For many patients, the condition is chronic and refractory, meaning it does not respond to first-line treatments such as corticosteroids or intravenous immunoglobulin (IVIg). The introduction of CD38-targeted therapy represents a shift toward addressing the root source of the autoantibodies rather than simply suppressing the general immune response.
The Mechanism of CD38 Targeting
The effectiveness of this treatment lies in the specific biological role of the CD38 protein. CD38 is a transmembrane glycoprotein expressed on the surface of various immune cells, including B cells, T cells, and most notably, plasma cells.
Plasma cells are the final stage of B-cell differentiation and act as the primary factories for antibody production. In patients with ITP, these plasma cells produce the specific anti-platelet antibodies that mark platelets for destruction by the spleen.
While previous treatments like rituximab target the CD20 protein, they are often ineffective against established ITP because CD20 is not expressed on mature plasma cells. By targeting CD38 instead, the antibody can directly eliminate the long-lived plasma cells that continue to secrete harmful antibodies even after B cells have been depleted.
The antibody binds to the CD38 protein, triggering the destruction of the plasma cell through several mechanisms, including antibody-dependent cellular cytotoxicity and complement-dependent cytotoxicity.
Clinical Application and Patient Outcomes
The report highlights that patients who previously showed no improvement with standard immunosuppressants experienced a significant rise in platelet counts following the administration of the CD38 antibody.

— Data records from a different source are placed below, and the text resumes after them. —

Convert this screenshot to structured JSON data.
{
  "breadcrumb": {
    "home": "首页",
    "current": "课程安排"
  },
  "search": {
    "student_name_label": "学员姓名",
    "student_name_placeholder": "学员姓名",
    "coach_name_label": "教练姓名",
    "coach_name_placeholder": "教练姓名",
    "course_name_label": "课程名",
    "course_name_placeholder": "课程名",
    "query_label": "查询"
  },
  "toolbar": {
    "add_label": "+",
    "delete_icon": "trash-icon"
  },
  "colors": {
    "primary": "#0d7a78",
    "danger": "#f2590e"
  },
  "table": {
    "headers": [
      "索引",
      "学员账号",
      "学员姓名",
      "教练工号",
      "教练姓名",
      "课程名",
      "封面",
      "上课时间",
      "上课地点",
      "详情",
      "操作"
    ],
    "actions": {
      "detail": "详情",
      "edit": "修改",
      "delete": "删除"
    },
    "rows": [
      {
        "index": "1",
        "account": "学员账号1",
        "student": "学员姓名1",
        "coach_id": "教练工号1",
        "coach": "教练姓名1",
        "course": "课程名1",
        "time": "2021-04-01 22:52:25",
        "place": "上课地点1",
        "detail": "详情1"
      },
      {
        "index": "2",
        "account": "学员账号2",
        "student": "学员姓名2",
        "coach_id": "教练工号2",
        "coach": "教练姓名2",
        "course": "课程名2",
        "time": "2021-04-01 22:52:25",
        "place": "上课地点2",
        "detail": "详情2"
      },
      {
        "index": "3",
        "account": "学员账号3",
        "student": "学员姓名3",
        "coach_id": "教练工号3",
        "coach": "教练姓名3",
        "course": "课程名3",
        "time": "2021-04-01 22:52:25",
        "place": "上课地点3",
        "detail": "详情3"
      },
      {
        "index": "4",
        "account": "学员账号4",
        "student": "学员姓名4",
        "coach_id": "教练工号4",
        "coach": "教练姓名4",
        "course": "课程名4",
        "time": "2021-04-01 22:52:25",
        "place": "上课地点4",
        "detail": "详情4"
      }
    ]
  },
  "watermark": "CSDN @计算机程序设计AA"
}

The primary clinical goal in ITP management is typically to reach a platelet threshold that prevents spontaneous bleeding, often cited as above 30,000 per microliter of blood.
Observations suggest that the depletion of CD38-positive cells leads to a measurable decrease in the concentration of circulating anti-platelet antibodies. This reduction allows the bone marrow’s natural production of platelets to outweigh the rate of destruction, thereby stabilizing the patient’s condition.
Medical professionals note that this strategy is particularly relevant for patients who are dependent on high-dose steroids, which carry severe long-term side effects including osteoporosis, diabetes, and hypertension.
Comparing CD38 and CD20 Therapies
The distinction between CD38 and CD20 targeting is central to the advancement of ITP treatment. The following points clarify the difference in their medical application:
- CD20 antibodies target precursor B cells, preventing the creation of new plasma cells but leaving existing antibody-producing cells intact.
- CD38 antibodies target the mature plasma cells themselves, removing the existing source of autoantibodies.
- Many patients who are
rituximab-refractory
respond to CD38 inhibitors because their disease is driven by mature plasma cells rather than active B-cell proliferation.
Limitations and Future Research
Despite the promising results, researchers emphasize that CD38 antibodies are not without risks. Because CD38 is expressed on other immune cells, there is a potential for broader immunosuppression, which may increase the patient’s susceptibility to certain infections.
the long-term durability of the response remains a subject of investigation. It is not yet fully clear how long the plasma cell depletion lasts or whether the autoantibodies will eventually return, requiring subsequent dosing cycles.
Future studies are expected to focus on optimizing the dosage to balance efficacy with the risk of infection. Clinical trials will also likely investigate whether combining CD38 antibodies with other therapies can lead to complete remission of the disease.
As of May 8, 2026, the use of these antibodies in ITP is largely seen as a targeted intervention for severe or refractory cases rather than a first-line therapy for all patients.